The State of Open Source 3D
Most people using UNIXor computers in generalback when it was new didn't use a graphical display. They connected via a dumb terminal, a simple device that pretended to be a teletype, with a text-only display and a keyboard.
Early graphical workstations appeared a decade or so later. The graphics hardware in these machines was simple: a frame buffer. Every pixel on the screen had a corresponding memory address. Because memory was so expensive, these often used a palette rather than true color. With a true-color display, each memory address stores a color value. Typically, this requires 3 bytes per pixel (24-bit color), but some modern hardware uses more. With a palletized display, each pixel value stores an index in a lookup table, which stores the real color value. If you have a 16-color display, then each pixel needs just 4 bits of memory.
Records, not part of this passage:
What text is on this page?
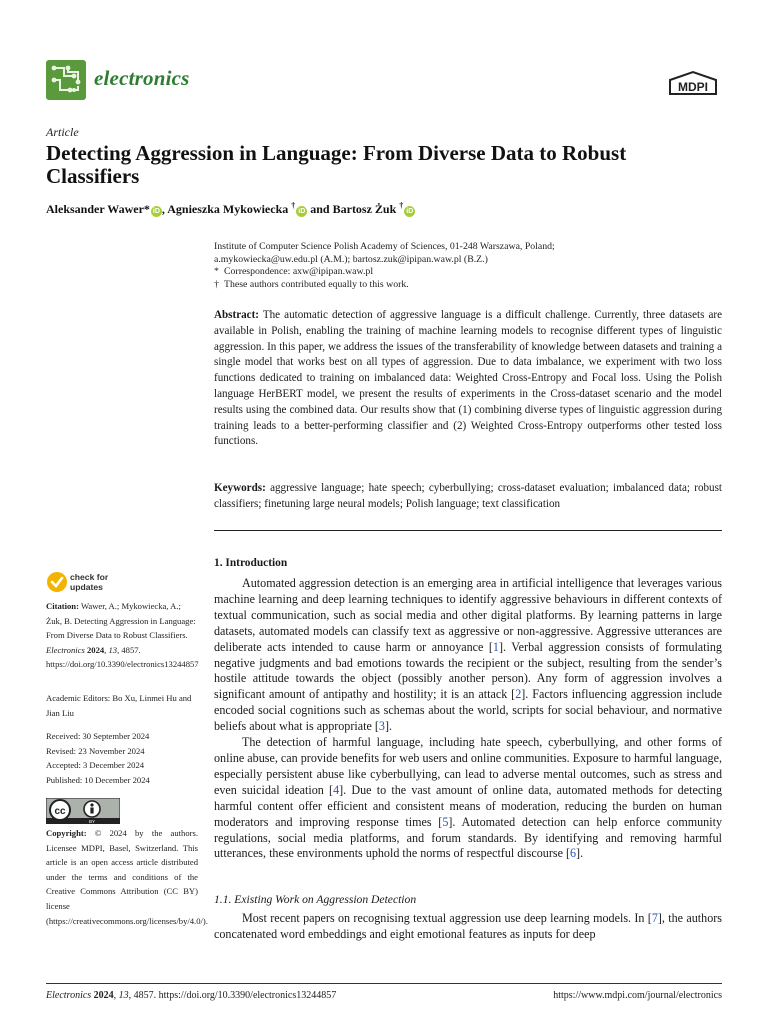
electronics	MDPI
Article
Detecting Aggression in Language: From Diverse Data to Robust Classifiers
Aleksander Wawer* iD , Agnieszka Mykowiecka †iD and Bartosz Żuk †iD
Institute of Computer Science Polish Academy of Sciences, 01-248 Warszawa, Poland;
a.mykowiecka@uw.edu.pl (A.M.); bartosz.zuk@ipipan.waw.pl (B.Z.)
* Correspondence: axw@ipipan.waw.pl
† These authors contributed equally to this work.
Abstract: The automatic detection of aggressive language is a difficult challenge. Currently, three datasets are available in Polish, enabling the training of machine learning models to recognise different types of linguistic aggression. In this paper, we address the issues of the transferability of knowledge between datasets and training a single model that works best on all types of aggression. Due to data imbalance, we experiment with two loss functions dedicated to training on imbalanced data: Weighted Cross-Entropy and Focal loss. Using the Polish language HerBERT model, we present the results of experiments in the Cross-dataset scenario and the model results using the combined data. Our results show that (1) combining diverse types of linguistic aggression during training leads to a better-performing classifier and (2) Weighted Cross-Entropy outperforms other tested loss functions.
Keywords: aggressive language; hate speech; cyberbullying; cross-dataset evaluation; imbalanced data; robust classifiers; finetuning large neural models; Polish language; text classification
1. Introduction

Automated aggression detection is an emerging area in artificial intelligence that leverages various machine learning and deep learning techniques to identify aggressive behaviours in different contexts of textual communication, such as social media and other digital platforms. By learning patterns in large datasets, automated models can classify text as aggressive or non-aggressive. Aggressive utterances are deliberate acts intended to cause harm or annoyance [1]. Verbal aggression consists of formulating negative judgments and bad emotions towards the recipient or the subject, resulting from the sender’s hostile attitude towards the object (possibly another person). Any form of aggression involves a significant amount of antipathy and hostility; it is an attack [2]. Factors influencing aggression include encoded social cognitions such as schemas about the world, scripts for social behaviour, and normative beliefs about what is appropriate [3].

The detection of harmful language, including hate speech, cyberbullying, and other forms of online abuse, can provide benefits for web users and online communities. Exposure to harmful language, especially persistent abuse like cyberbullying, can lead to adverse mental outcomes, such as stress and even suicidal ideation [4]. Due to the vast amount of online data, automated methods for detecting harmful content offer efficient and consistent means of moderation, reducing the burden on human moderators and improving response times [5]. Automated detection can help enforce community regulations, social media platforms, and forum standards. By identifying and removing harmful utterances, these environments uphold the norms of respectful discourse [6].

1.1. Existing Work on Aggression Detection
Most recent papers on recognising textual aggression use deep learning models. In [7], the authors concatenated word embeddings and eight emotional features as inputs for deep
check for updates
Citation: Wawer, A.; Mykowiecka, A.; Żuk, B. Detecting Aggression in Language: From Diverse Data to Robust Classifiers. Electronics 2024, 13, 4857. https://doi.org/10.3390/electronics13244857
Academic Editors: Bo Xu, Linmei Hu and Jian Liu
Received: 30 September 2024
Revised: 23 November 2024
Accepted: 3 December 2024
Published: 10 December 2024
cc
BY
Copyright: © 2024 by the authors. Licensee MDPI, Basel, Switzerland. This article is an open access article distributed under the terms and conditions of the Creative Commons Attribution (CC BY) license (https://creativecommons.org/licenses/by/4.0/).
Electronics 2024, 13, 4857. https://doi.org/10.3390/electronics13244857	https://www.mdpi.com/journal/electronics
The display hardware would read the pixel values, in turn, and would feed these values (or the color values calculated by looking up the index in the palette) to a digital-to-analog converter which drove the CRT. A lot of tricks were used to let you write to the memory in the display while it was being sent to the screen. Later, when memory became a bit cheaper, it was common for graphics cards to support double-buffering, where you drew to one frame buffer while another was drawn, then swapped them around.
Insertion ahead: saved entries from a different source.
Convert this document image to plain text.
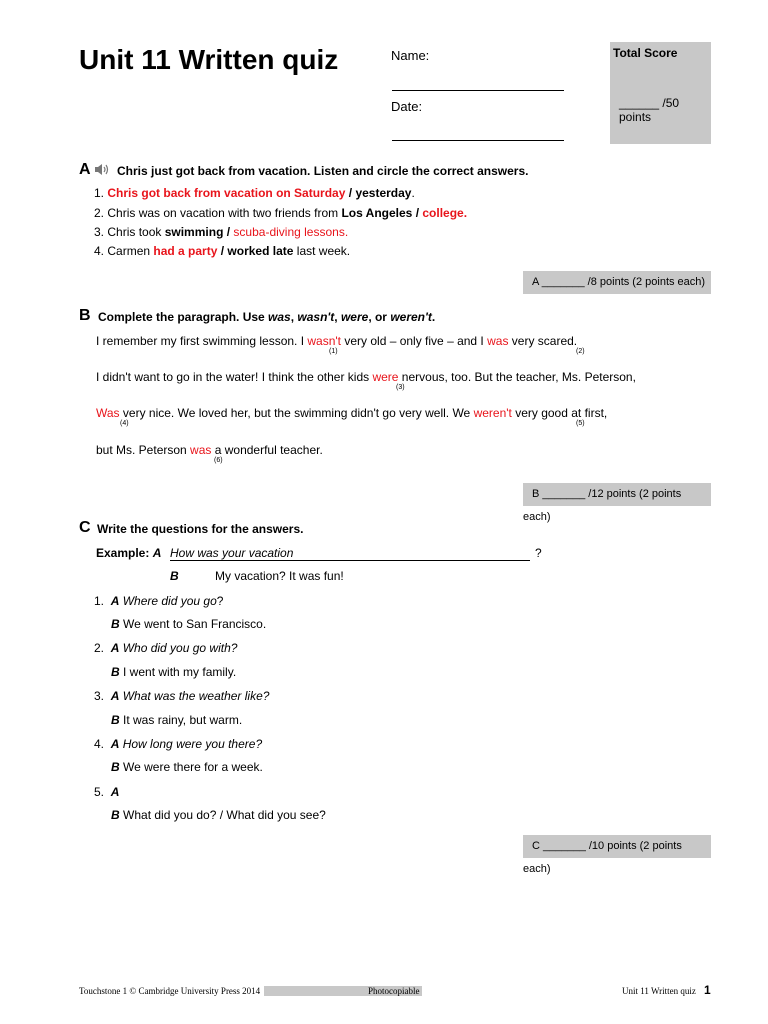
Unit 11 Written quiz	Name:
Date:
Total Score
______ /50 points
A Chris just got back from vacation. Listen and circle the correct answers.
1. Chris got back from vacation on Saturday / yesterday.
2. Chris was on vacation with two friends from Los Angeles / college.
3. Chris took swimming / scuba-diving lessons.
4. Carmen had a party / worked late last week.
A _______ /8 points (2 points each)
B Complete the paragraph. Use was, wasn't, were, or weren't.
I remember my first swimming lesson. I wasn't very old – only five – and I was very scared.
(1)	(2)
I didn't want to go in the water! I think the other kids were nervous, too. But the teacher, Ms. Peterson,
(3)
Was very nice. We loved her, but the swimming didn't go very well. We weren't very good at first,
(4)	(5)
but Ms. Peterson was a wonderful teacher.
(6)
B _______ /12 points (2 points each)
C Write the questions for the answers.
Example: A How was your vacation	?
B	My vacation? It was fun!
1. A Where did you go?
B We went to San Francisco.
2. A Who did you go with?
B I went with my family.
3. A What was the weather like?
B It was rainy, but warm.
4. A How long were you there?
B We were there for a week.
5. A
B What did you do? / What did you see?
C _______ /10 points (2 points each)
Touchstone 1 © Cambridge University Press 2014	Photocopiable	Unit 11 Written quiz 1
If you ever wrote a game for MS-DOS, you've probably programmed hardware about as complicated as this. A device driver for such a display was a very simple piece of code. It needed to send a few commands to the hardware to set up the resolution, but after that it just mapped the frame buffer memory into some process's address space and let it write pixels to the screen directly.
The Windows Accelerator
These simple frame buffers occasionally came with some accelerated features. One of the most common, the BitBlt (pronounced bit-blit), originally appeared on the Xerox Alto, invented by Dan Ingalls, to make Smalltalk run fast enough. This was a very simple operation, copying a range of memory addresses into the frame buffer with a single command. Variants of these were often used for sprite acceleration, where a region of memory (and, optionally, a mask) was assigned a unique identifier and could then be drawn very quickly to the screen.
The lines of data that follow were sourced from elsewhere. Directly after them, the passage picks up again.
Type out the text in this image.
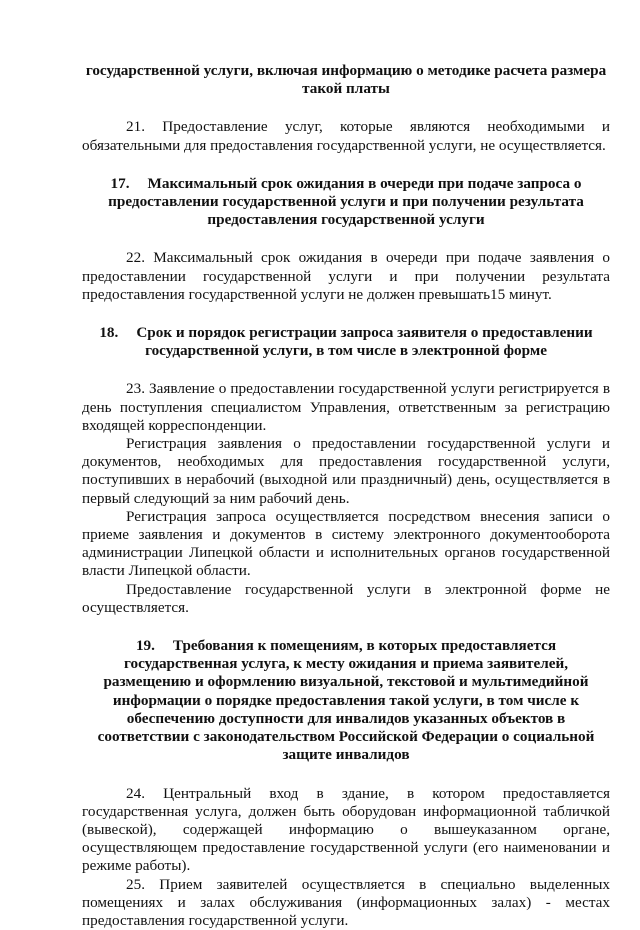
государственной услуги, включая информацию о методике расчета размера такой платы

21. Предоставление услуг, которые являются необходимыми и обязательными для предоставления государственной услуги, не осуществляется.

17. Максимальный срок ожидания в очереди при подаче запроса о предоставлении государственной услуги и при получении результата предоставления государственной услуги

22. Максимальный срок ожидания в очереди при подаче заявления о предоставлении государственной услуги и при получении результата предоставления государственной услуги не должен превышать15 минут.

18. Срок и порядок регистрации запроса заявителя о предоставлении государственной услуги, в том числе в электронной форме

23. Заявление о предоставлении государственной услуги регистрируется в день поступления специалистом Управления, ответственным за регистрацию входящей корреспонденции.

Регистрация заявления о предоставлении государственной услуги и документов, необходимых для предоставления государственной услуги, поступивших в нерабочий (выходной или праздничный) день, осуществляется в первый следующий за ним рабочий день.

Регистрация запроса осуществляется посредством внесения записи о приеме заявления и документов в систему электронного документооборота администрации Липецкой области и исполнительных органов государственной власти Липецкой области.

Предоставление государственной услуги в электронной форме не осуществляется.

19. Требования к помещениям, в которых предоставляется государственная услуга, к месту ожидания и приема заявителей, размещению и оформлению визуальной, текстовой и мультимедийной информации о порядке предоставления такой услуги, в том числе к обеспечению доступности для инвалидов указанных объектов в соответствии с законодательством Российской Федерации о социальной защите инвалидов

24. Центральный вход в здание, в котором предоставляется государственная услуга, должен быть оборудован информационной табличкой (вывеской), содержащей информацию о вышеуказанном органе, осуществляющем предоставление государственной услуги (его наименовании и режиме работы).

25. Прием заявителей осуществляется в специально выделенных помещениях и залах обслуживания (информационных залах) - местах предоставления государственной услуги.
The next evolution of graphics hardware was designed for running primitive windowing systems quickly. Most windowing systems draw a lot of lines, so the hardware developed commands to draw these, rather than requiring the CPU to write them directly.
On UNIX workstations, the accelerated functions usually corresponded closely to the drawing primitives available in the windowing system. When you draw a line in X11, you typically made a call to the XLib XDrawLine() function. This sent a DrawLine message to the server, which would then handle the drawing. If possible, this would then issue a single command to the graphics hardware to draw the line.
Drivers in this era became a lot more complicated. Every graphics chip could handle some subset of the X11 drawing commands, and simple frame buffers didn't accelerate any of them. Every driver had to advertise the commands that it could accelerate, and the general-purpose code had to handle the case where particular commands needed to be handled in software.
One of the changes in a modern X server's driver model is to dispense with most of this layer. 2D acceleration, at least in terms of line drawing and similar operations, is now irrelevant. Doing these entirely in software, even on a relatively old computer, is fast enough and, more importantly, is typically faster than using 2D hardware (if it's even available, which it isn't on modern GPUs).